Auckland's 2014 theatre season kicks off with a revival of a startlingly original show that premiered at the 2010 International Arts Festival in Wellington.
A very clever staging concept places the audience in the centre of a donut-shaped space and swivel chairs allow you to follow the action swirling around the circumference of a raised ring.
This inversion of customary perspectives is enhanced by placing the event on the main stage of the Civic Theatre which at one point delivers a spectacular view of the empty auditorium.
The seating is accessed via a corridor that takes us past the backstage machinery and the swivel chairs generate a democratic, at times knee-knocking, sense of intimacy as audience members choose where to direct their focus.
The "theatre of recollection" in the show's sub-title refers to a non-linear narrative in which past and present are jumbled together in a series of poetic images that evoke the unpredictable and unreliable nature of memory.
The staging is brilliantly inventive with superbly crafted illusions conjured up with the simplest of means. Puppetry is used to great effect with a remarkably endearing life size seal and an elegant swan joining the parade while John Gibson's wonderful score captures the changing moods of life's journey.

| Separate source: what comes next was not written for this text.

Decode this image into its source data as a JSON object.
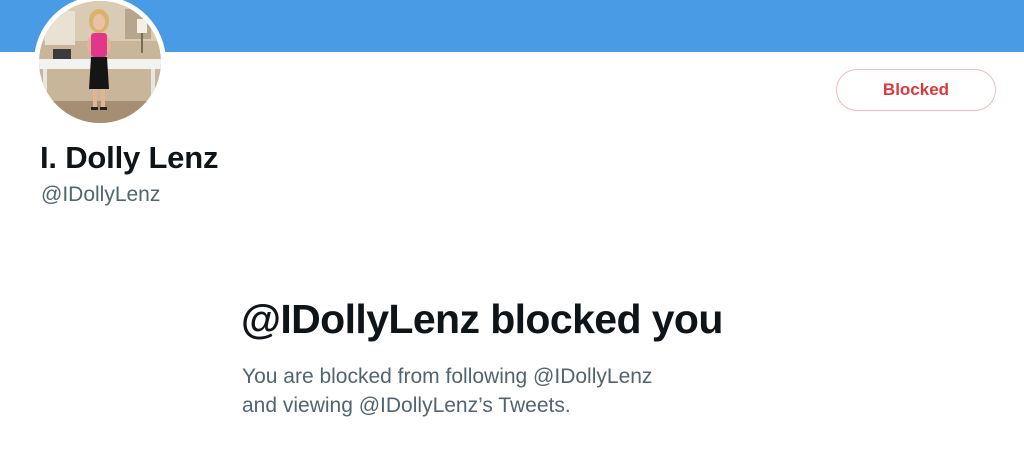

Carl Bland and Peta Rutter's script throws up larger-than-life characters that are expertly animated by the large, highly talented cast.
Andrew Grainger is particularly engaging as an exuberantly theatrical music hall impresario while Bruce Phillips finds an elegiac tone for the recollections of old man contemplating his misspent youth.
At times the surrealistic whimsy is weighed down by some rather grim existential musing on unfulfilled ambitions and the show is at its best when it embraces the absurdist humour of life as a carnival filled with moments of surprising beauty.